We realize that it is hard as an administrator to know exactly how to support your students and teachers during this time of at-home learning. We found this great resource, Supporting Educators and Learning in the Era of Covid-19, published by the State of Missouri, that highlights critical things to consider, areas on which to focus and what to let go of now that we are no longer in the physical classroom.
Even though educators are working from home, we know that the professional learning doesn’t stop. We loved this article about how we should view students through a culturally responsive lens. Knowing our students’ backgrounds and histories is critical not only to our interactions but our pedagogy.
Check out this insightful discussion by the President of the National Council of Teachers of Mathematics called “How Do We Help Teachers Teach Math to Black Kids? My Response.” Cultural responsiveness is a mindset, and that begins with providing teachers with training and resources. Check out how we are supporting schools as they make a commitment to this critical issue.
What’s the most effective way for teachers to continue their professional learning? We know that job-embedded learning is widely considered the most beneficial, because teachers’ specific needs are met. With the current context of at-home learning, coaching can be a critical component of support for teachers, even in a virtual format.
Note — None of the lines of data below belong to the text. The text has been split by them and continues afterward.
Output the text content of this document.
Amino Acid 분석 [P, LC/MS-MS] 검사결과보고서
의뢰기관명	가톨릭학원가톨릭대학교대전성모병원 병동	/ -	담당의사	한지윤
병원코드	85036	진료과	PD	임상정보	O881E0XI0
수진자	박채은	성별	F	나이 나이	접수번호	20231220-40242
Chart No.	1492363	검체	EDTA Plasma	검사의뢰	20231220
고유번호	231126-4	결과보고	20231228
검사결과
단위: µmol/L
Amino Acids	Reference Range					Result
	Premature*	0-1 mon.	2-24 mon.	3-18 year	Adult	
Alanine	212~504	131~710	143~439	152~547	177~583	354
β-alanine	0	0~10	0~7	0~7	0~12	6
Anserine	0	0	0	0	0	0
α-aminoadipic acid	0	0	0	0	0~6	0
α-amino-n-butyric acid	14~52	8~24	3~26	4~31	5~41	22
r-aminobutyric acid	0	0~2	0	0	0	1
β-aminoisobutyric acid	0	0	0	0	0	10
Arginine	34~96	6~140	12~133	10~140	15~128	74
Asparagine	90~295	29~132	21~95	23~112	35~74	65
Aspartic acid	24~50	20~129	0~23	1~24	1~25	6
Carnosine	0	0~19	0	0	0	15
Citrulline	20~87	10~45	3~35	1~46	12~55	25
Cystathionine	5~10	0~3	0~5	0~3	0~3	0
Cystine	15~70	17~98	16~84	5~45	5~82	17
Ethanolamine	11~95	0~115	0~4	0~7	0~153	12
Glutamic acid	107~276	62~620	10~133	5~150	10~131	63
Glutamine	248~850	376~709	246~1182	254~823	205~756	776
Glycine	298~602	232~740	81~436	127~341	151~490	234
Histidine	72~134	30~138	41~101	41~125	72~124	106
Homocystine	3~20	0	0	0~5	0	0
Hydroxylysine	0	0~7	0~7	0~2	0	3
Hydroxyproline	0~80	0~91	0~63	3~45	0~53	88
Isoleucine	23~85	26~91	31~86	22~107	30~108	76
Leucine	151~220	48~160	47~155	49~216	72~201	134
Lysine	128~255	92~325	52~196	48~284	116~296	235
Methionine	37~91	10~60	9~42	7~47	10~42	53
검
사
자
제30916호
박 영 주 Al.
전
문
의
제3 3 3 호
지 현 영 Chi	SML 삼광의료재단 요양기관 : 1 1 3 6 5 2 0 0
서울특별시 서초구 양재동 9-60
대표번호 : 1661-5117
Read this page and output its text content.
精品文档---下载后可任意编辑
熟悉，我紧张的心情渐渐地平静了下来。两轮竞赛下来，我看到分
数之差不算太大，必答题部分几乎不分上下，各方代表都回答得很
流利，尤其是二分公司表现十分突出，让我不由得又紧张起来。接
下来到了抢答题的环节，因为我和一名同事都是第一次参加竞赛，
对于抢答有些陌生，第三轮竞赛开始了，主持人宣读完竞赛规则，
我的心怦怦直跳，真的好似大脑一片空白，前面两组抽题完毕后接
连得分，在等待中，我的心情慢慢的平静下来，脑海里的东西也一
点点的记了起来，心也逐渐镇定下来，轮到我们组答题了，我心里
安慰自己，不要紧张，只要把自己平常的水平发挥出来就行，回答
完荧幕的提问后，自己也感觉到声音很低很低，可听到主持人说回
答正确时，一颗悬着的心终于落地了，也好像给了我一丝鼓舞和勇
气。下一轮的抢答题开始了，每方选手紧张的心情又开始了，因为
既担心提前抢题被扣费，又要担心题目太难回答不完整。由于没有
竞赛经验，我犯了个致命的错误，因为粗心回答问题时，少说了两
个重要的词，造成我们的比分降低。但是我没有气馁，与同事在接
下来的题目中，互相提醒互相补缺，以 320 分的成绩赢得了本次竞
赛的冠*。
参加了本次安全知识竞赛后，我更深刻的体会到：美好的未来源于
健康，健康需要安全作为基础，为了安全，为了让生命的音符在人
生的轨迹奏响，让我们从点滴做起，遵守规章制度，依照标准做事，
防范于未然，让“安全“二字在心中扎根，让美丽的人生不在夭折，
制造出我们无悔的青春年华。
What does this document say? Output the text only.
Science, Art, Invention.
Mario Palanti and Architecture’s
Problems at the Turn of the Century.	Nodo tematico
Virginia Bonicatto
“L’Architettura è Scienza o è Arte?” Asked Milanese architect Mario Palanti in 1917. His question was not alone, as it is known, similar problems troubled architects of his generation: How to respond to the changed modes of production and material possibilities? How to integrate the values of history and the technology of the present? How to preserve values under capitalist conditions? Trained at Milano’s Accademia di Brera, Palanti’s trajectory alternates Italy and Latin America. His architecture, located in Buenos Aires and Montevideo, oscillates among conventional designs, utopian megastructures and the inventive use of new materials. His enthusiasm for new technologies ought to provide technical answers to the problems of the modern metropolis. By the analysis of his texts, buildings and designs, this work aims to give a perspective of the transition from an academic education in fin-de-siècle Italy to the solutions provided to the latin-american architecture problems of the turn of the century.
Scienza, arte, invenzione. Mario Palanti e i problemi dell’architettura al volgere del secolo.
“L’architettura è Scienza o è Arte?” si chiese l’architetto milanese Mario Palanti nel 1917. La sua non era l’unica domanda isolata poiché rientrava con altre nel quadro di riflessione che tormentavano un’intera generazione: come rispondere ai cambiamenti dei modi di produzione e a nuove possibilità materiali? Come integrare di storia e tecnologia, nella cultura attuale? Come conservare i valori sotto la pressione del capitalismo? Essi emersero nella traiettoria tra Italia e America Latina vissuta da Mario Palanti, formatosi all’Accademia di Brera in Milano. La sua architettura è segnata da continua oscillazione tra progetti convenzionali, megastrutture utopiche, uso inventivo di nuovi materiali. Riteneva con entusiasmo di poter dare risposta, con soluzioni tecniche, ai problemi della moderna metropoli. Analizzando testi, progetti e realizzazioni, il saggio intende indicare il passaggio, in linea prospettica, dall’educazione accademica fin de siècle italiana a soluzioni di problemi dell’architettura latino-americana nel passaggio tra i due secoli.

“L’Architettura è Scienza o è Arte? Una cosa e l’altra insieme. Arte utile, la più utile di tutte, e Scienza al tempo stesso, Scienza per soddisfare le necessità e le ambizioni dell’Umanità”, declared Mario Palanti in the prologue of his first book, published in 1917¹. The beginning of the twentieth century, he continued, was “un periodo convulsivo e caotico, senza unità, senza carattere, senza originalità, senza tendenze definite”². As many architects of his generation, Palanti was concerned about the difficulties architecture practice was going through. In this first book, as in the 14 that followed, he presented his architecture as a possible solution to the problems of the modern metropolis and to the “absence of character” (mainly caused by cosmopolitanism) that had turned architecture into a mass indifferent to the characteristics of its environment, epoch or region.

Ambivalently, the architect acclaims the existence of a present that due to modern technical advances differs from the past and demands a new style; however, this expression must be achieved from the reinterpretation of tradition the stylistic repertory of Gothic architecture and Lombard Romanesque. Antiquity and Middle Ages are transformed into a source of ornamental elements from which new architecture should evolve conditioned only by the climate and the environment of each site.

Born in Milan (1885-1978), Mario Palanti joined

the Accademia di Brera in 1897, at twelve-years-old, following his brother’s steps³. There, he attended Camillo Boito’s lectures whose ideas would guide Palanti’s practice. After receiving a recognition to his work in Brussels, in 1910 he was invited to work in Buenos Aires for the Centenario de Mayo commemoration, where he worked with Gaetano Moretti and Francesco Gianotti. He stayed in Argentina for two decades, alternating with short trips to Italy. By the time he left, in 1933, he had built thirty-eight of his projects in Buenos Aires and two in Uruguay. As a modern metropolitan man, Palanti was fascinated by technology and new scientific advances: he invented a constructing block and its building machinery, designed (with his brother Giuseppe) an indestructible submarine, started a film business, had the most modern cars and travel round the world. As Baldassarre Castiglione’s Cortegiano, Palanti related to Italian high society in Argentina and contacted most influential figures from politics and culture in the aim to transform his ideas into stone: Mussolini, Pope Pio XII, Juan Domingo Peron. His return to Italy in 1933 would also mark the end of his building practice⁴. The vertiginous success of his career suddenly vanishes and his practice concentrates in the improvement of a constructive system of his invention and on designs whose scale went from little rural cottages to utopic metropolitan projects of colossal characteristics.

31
Edutopia shares some insights for administrators to consider on the use of coaching and “Collaborative Learning For Educators.”
Even the best teacher preparation programs and years of teaching experience couldn’t have prepared us for the current shift in how education is being delivered. But intuitively, teachers know what’s really important in this moment. Edutopia’s article, “Focusing on Student Well-Being in Times of Crisis,” helps put the phrase “Maslow before Bloom” into clear focus, by providing specific steps that teachers can take to give students what they need, now more than ever.
When we visit schools, we are constantly hearing about the issue of student motivation. This phenomena is no different now as students are learning from home. So how can educators help? Check out this video series created by Larry Ferlazzo and Katie Hull Sypnieski that focuses on “What Teachers Can Do to Boost Student Motivation.” They highlight the four areas that researchers identify as the keys to motivated students, and you’ll learn how autonomy, relatedness, relevance and competence will create the classroom where everyone can feel successful.
We created a self-study guide for you to use as you watch the videos to document what you learned and how you will implement these strategies. Don’t forget to track results too (hint: use this as an artifact for your teacher evaluation)!
Have students who are reading below grade level? Stop what you are doing now and read this comprehensive report from American Public Media. At a Loss for Words: How a Flawed Idea is Teaching Millions of Kids to be Poor Readers is an in-depth look at the cognitive science behind reading. Since so many of our teacher training programs taught us to use the three cueing systems as a primary method of instruction, there has been an overuse of materials and methods that limit kids’ practice decoding. It goes on to suggest that we are actually teaching kids the strategies that poor readers rely on. Whether you use Reader’s Workshop or a Balanced Literacy approach, phonics and word work should not be an afterthought. Check out the resources and workshops we offer to support teachers as they do the critical work of teaching students to read.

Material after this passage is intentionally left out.